Off-policy evaluation: lessons learned from the field of HVAC control
Introduction
Off-Policy Policy Evaluation (OPE) is a technique for estimating the performance of a new reinforcement learning policy ($\pi_e$) using historical data collected from a different behavior policy ($\pi_b$). This approach enables policy comparison and selection without deploying new policies into production, reducing risk and cost.
OPE relies on the mathematical framework of importance sampling and model-based estimation to provide unbiased or low-bias estimates of policy performance.
Under importance sampling, the value of the target policy $\pi_e$ can be estimated using trajectories collected under the behavior policy $\pi_b$ as follows:
See Hopes library documentation for more details on the mathematical background and different estimators.
Under model-based estimation, a model of the environment is learned from the data collected under $\pi_b$, and then used to simulate trajectories under $\pi_e$ to estimate its performance.
It is particularly valuable when:
- Deploying untested policies could have negative consequences (safety, costs, user experience)
- We want to evaluate multiple candidate policies before committing to one
- We have sufficient logged data from past deployments
This document explores when OPE is applicable, which estimators to use, how to interpret results, and what alternatives exist from our experience in the field of HVAC control.
When does it make sense?
The applicability of OPE depends on the specific problem, the available data, and the policies being evaluated. Here are some key considerations.
IPS estimators
If $\pi_b$ is deterministic, estimators of the Inverse Propensity Score (IPS) family will fail since $\pi_b(a|s)$ is used as denominator in most definitions. Adding a $\epsilon$ to avoid division by zero introduces bias, and dividing by a small number will make variance blow.
⇒ No IPS if $\pi_b$ is deterministic.
Direct method
Direct Method estimator uses a learned model of cumulative rewards to estimate policy value. At its core, we use $V^{DM}(s_0) = \sum_{a} \pi_e(a|s_0)·Q(s_0,a)$ for a given episode to estimate future policy return. Since $Q$ is learned from data logged under $\pi_b$, the following assumptions hold:
- if $\pi_b$ and $\pi_e$ have very different responses (actions distribution), it’s very likely that $Q$ will be biased.

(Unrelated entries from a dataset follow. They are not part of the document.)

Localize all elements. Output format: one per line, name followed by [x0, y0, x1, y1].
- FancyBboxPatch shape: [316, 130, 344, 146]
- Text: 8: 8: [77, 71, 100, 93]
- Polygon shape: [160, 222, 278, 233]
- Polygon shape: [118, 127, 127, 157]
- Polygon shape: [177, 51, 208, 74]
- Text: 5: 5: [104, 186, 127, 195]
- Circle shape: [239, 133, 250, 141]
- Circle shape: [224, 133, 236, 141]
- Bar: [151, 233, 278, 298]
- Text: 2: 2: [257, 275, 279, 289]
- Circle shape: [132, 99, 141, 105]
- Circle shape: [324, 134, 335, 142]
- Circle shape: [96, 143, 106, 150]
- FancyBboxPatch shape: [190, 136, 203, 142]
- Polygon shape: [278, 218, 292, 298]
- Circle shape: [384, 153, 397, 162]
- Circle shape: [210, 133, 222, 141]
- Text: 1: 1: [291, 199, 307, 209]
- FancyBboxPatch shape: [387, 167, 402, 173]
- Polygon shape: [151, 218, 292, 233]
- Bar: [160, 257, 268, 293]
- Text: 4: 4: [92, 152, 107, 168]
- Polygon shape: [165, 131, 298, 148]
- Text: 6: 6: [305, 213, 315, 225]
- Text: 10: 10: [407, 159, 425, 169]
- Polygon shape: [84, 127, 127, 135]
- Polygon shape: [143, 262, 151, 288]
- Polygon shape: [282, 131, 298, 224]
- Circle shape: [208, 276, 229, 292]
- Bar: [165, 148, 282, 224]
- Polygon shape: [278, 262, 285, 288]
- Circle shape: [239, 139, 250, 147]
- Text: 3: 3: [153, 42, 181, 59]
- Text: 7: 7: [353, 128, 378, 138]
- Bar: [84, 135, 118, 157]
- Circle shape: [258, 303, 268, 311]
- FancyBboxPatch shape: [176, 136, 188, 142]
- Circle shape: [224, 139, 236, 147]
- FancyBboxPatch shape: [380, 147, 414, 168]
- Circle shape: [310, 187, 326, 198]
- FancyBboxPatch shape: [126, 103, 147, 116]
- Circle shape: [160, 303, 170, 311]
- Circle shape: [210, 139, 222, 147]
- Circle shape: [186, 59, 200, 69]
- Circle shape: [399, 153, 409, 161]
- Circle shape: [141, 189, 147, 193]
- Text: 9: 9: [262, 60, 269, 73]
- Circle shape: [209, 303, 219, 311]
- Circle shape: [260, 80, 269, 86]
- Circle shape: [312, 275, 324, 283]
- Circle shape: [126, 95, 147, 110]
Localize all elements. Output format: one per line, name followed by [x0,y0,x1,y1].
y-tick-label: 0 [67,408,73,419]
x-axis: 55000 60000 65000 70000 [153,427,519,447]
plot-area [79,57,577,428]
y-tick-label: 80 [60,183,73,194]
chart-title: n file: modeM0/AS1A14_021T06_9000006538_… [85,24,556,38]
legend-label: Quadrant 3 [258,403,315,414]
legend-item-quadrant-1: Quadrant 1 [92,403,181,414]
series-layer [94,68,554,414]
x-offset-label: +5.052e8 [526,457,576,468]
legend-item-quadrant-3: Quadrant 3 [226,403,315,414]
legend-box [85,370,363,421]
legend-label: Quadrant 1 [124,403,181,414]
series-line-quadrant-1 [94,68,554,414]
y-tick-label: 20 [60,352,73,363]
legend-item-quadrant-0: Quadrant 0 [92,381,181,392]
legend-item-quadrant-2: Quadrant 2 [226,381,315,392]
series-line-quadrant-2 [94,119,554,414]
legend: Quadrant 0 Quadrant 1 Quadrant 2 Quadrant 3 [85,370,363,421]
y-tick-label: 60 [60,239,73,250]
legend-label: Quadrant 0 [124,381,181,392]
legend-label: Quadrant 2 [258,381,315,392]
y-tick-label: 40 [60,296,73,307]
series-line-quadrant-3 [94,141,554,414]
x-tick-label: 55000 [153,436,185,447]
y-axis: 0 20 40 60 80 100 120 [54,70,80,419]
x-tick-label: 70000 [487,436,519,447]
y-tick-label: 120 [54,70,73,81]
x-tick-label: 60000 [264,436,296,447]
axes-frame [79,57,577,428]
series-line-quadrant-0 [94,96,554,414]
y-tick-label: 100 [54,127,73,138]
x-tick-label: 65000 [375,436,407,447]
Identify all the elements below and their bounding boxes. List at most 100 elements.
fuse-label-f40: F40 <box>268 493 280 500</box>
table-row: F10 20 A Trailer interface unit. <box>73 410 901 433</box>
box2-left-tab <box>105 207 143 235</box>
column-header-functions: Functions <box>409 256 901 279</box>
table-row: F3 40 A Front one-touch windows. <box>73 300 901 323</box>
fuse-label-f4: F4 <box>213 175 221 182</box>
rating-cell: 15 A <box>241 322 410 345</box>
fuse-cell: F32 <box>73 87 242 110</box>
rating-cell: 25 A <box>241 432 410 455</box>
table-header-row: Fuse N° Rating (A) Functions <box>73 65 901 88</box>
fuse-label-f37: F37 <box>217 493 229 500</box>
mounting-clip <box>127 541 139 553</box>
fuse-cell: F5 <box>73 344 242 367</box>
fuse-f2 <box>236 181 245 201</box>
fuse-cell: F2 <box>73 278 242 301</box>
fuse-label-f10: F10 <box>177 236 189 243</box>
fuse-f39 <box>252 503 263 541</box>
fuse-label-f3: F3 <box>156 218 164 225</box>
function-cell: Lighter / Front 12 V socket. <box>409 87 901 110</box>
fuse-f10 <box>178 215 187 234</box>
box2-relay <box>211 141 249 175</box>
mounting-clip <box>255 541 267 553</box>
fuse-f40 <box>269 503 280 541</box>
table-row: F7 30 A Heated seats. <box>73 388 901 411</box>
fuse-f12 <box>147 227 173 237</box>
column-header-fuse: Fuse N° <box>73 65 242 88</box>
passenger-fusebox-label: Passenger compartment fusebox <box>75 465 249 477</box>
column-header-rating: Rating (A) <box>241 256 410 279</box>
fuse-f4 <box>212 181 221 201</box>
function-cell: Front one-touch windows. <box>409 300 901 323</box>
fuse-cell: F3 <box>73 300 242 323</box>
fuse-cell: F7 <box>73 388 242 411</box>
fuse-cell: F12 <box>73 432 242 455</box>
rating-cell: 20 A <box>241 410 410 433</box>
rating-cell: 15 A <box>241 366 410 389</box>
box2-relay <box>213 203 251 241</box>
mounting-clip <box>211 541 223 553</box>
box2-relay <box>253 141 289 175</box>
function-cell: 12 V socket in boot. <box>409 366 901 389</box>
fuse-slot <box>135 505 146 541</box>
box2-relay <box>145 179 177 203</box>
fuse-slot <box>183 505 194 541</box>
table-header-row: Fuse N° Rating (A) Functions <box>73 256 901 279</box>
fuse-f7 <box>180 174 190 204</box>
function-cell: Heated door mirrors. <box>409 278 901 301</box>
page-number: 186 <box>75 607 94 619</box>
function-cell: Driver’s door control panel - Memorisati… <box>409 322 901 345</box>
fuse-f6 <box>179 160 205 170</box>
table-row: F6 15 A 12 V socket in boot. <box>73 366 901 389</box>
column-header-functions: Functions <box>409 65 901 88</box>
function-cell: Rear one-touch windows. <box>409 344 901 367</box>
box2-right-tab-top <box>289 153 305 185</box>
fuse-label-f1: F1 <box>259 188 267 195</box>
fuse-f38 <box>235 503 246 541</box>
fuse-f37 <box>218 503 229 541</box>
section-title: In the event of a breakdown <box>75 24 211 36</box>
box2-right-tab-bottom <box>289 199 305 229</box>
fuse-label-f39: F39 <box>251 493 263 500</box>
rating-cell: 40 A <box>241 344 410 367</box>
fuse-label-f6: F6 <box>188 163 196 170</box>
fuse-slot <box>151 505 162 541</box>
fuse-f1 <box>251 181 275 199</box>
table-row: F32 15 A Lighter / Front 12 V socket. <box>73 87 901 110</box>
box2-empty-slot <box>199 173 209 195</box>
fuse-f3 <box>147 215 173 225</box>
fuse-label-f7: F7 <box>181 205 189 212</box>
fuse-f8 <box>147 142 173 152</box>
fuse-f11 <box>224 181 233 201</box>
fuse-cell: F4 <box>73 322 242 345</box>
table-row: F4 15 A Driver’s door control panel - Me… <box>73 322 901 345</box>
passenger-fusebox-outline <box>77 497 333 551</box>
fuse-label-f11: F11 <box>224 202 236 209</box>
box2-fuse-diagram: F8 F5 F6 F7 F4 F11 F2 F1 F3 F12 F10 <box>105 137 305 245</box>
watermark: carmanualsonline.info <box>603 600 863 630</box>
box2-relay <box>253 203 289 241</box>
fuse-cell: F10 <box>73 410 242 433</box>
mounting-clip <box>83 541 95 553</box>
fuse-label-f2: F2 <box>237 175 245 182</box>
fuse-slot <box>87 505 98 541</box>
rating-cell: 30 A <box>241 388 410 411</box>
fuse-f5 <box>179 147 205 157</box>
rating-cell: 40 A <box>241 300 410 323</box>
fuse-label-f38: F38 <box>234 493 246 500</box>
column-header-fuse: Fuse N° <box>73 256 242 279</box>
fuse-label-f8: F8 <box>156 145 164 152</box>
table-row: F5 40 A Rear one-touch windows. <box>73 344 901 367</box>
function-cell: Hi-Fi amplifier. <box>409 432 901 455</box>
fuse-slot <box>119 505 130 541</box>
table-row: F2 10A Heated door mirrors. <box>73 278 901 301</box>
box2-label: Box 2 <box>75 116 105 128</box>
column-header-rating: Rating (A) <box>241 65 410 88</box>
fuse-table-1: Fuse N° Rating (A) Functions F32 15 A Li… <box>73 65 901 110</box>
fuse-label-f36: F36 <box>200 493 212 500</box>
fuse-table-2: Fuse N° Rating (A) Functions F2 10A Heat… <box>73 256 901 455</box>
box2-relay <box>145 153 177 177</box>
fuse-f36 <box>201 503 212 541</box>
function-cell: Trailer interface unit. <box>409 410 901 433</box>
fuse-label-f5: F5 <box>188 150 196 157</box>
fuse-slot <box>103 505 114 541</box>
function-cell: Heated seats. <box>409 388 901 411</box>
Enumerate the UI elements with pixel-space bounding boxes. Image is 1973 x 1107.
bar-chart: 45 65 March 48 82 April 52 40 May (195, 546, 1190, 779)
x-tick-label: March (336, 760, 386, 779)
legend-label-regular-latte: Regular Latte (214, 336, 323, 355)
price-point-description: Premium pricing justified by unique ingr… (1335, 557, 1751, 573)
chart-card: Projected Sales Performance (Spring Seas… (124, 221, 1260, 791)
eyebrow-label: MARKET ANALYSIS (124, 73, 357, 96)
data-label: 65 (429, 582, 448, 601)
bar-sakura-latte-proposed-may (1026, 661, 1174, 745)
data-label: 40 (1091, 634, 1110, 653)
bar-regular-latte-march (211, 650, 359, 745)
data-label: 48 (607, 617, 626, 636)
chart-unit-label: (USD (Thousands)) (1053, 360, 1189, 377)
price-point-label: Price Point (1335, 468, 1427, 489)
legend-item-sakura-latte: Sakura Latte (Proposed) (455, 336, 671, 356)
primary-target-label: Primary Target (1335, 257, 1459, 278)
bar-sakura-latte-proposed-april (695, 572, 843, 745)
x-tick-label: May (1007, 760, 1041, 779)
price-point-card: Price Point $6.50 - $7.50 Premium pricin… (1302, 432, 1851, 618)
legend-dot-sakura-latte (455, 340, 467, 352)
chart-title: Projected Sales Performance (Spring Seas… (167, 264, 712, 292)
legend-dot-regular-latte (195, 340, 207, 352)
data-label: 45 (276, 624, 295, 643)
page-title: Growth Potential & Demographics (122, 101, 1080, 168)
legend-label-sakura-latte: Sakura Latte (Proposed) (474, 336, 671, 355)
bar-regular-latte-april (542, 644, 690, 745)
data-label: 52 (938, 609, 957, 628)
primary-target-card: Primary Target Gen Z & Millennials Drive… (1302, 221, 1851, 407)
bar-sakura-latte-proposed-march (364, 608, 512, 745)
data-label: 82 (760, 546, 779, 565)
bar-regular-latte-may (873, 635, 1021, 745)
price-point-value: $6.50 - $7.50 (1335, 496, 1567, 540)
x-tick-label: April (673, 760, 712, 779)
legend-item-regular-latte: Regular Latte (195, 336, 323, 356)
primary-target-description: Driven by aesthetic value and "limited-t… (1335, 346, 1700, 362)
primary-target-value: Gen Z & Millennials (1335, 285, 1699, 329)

- if $\pi_b$ never explores region where $\pi_e$ operates, it’ll be biased too.
- if episodes horizon is long, there is more chance for error to happen and compound.
A possible way to decrease bias for the learned model is to split long episodes into smaller, regular ones, and learn a separate model for each time bucket. While not solving the coverage problem, it can decrease errors due to temporal extrapolation, and makes changes in action distribution more explicit.
Another way to improve results, and this time coverage, is to form a dataset under multiple offline / online policies. For instance, using evaluation data generated during training (when model-based, the bias can then come from system dynamics that don’t match real world system), or by different versions of the behaviour policy.
What estimators can be used, and prerequisites?
IPS estimators
Most IPS estimators use $\frac {\pi_e(a|s)}{\pi_b(a|s)}·r$ as a manner of re-weighting rewards obtained under $\pi_b$. This assumes we need to log following information under $\pi_b$:
- states
- actions
- actions probabilities (propensity scores) → they can’t be reconstructed from logged actions alone by rolling out the policy.
- rewards
In practice, this information should be logged by the policy server (preferred), unless all these information is returned by the policy server and in this case the client side could log it.
We also need $\pi_e$ to be available so we can evaluate action probabilities under this policy. This should be in the shape of the policy model itself, or a probability function that expresses the policy correctly.
Since $\pi_b$ is the denominator, we also need support (coverage), expressed as $\pi_e(a|s) > 0 \implies \pi_b(a|s) > 0$. Which practically means:
- all state - action pairs visited under $\pi_e$ should have been visited under $\pi_b$.
- for all state - action pairs visited under $\pi_e$, the probability of taking the action should never be 0 under $\pi_b$.
- $\pi_b$ shouldn’t be deterministic.
(see also “When does it make sense”).
Direct method
DM assumes learning a model that can predict cumulative return from an initial state, which can perform well across both policies. This assumption usually doesn’t hold, especially if $\pi_b$ and $\pi_e$ have different origins (e.g. very different modeling approaches), or when a new policy is supposed to perform better by taking trajectories unseen under old policy. DM should then be used with caution, by first performing a thorough analysis of the states and actions distributions under the two policies (see also “When does it make sense”).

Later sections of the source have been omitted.